Above: Elon Musk and the Tesla Model X (Image: Fresh Dialogues)
He's equally aggressive on finding cost-savings. Looking back on Tesla's early days, it's reported that, "when the Tesla Roadster was still under development and the cost was looking like it would be in the $200,000 range with the manufacturing costs being ambiguous and in need of lowering, Musk gave a speech saying, 'we would work on Saturdays and Sundays and sleep under desks until it got done.'"
Above: Elon Musk with a Tesla Roadster in the documentary film (Source: Revenge of the Electric Car)
Furthermore, "he was methodical in getting that cost down, too. In December the motor cost $6,500. Musk wanted it to cost $3,800 by April and costs were plotted and analyzed monthly. There was hell to pay if you fell behind... [and] during the 2007 and 2008 battle to get the Tesla Roadster costs down one employee stated about presentations, 'If you put a number on the projector that does not make sense, he will spot it. He doesn’t miss details.'"
Above: Tesla's first electric car, the Roadster (Image: Eichler Vision)

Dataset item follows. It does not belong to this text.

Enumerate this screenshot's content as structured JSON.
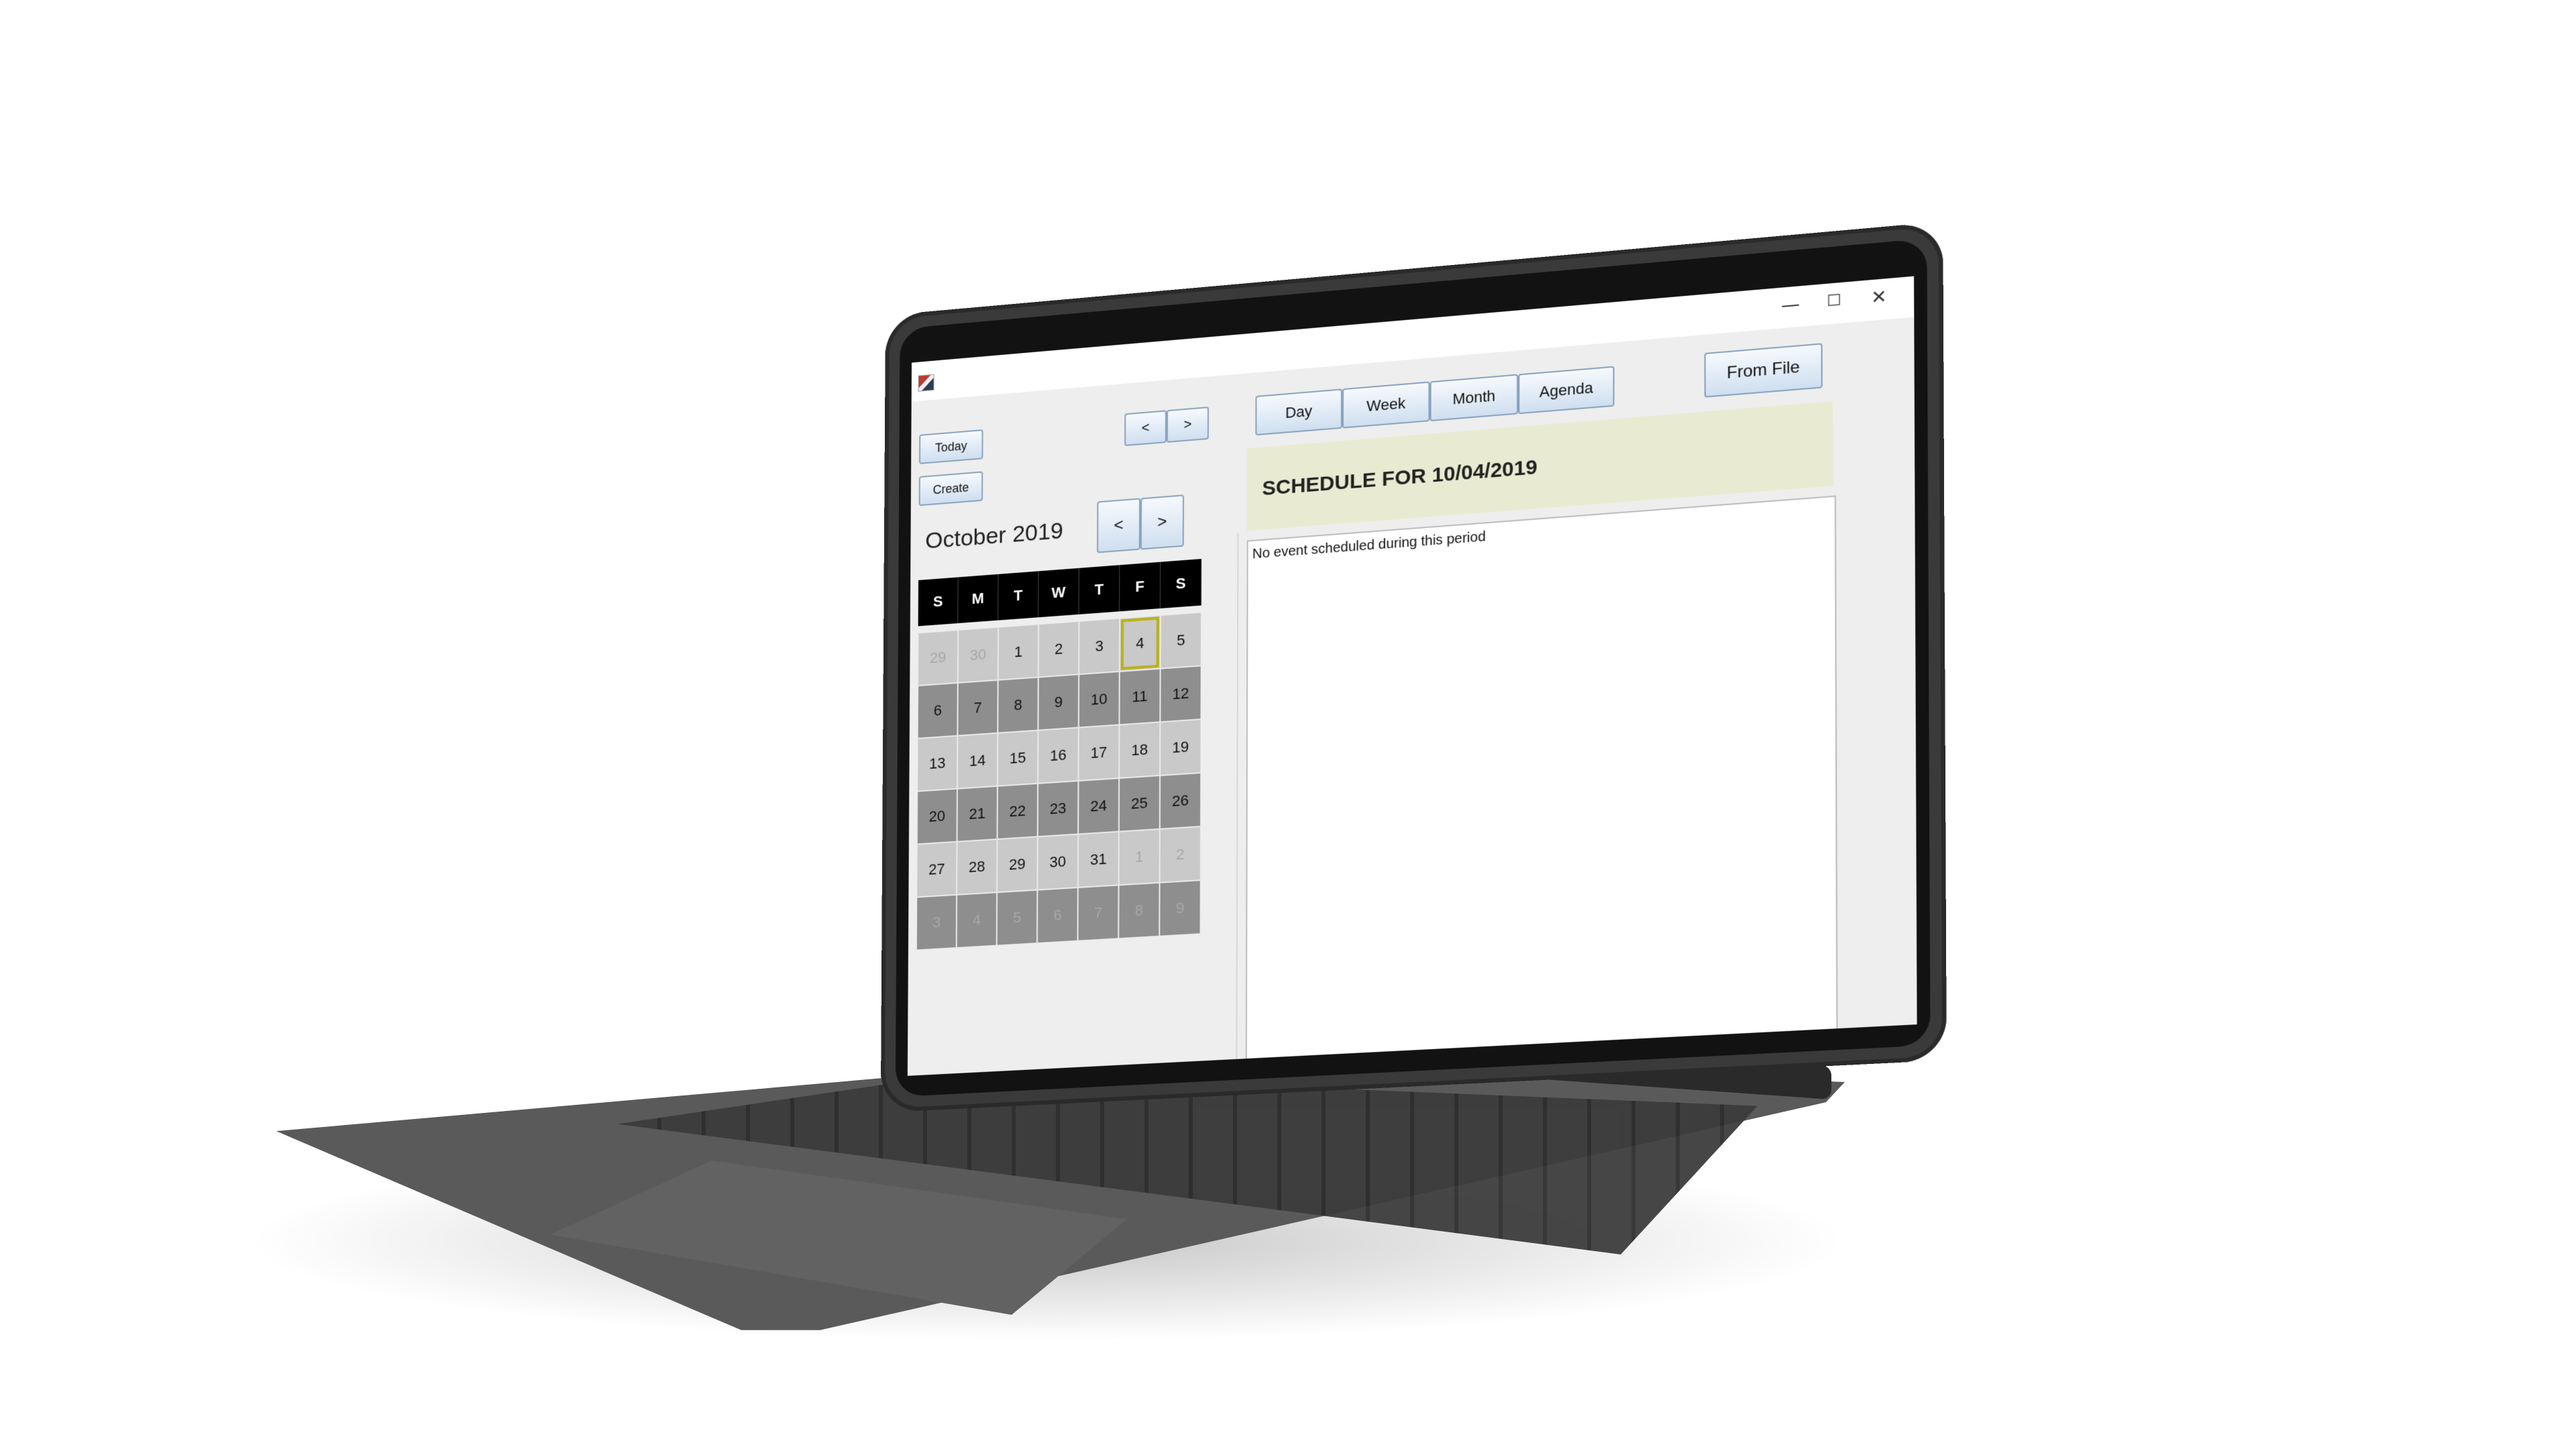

It's also reported that, "Musk gets some of his aura from his ability to absorb information with near-flawless recall, often pumped from his employees. He’d grill them about some component or material. One employee reported, 'I thought at first that he was challenging me to see if I knew my stuff. Then I realized he was trying to learn things. He would quiz you until he learned ninety percent of what you know.'"
Above: Elon Musk inside the Tesla Model S (Image: Motor Trend)
Others interviewed remarked that, "Musk doesn’t like it when an employee tells him something can’t be done for the cost he thinks it can be done for or on his schedule. If you’re in the way, he’ll take over the project and accomplish exactly what he said was possible, while also running his two companies." His old business partner, Peter Thiel, concluded after working closely together with Musk building Paypal that he's, "very smart, very charismatic, and incredibly driven—a very rare combination, since most people who have one of these traits learn to coast on the other two.” He also warned that he: "would never bet against Elon in anything."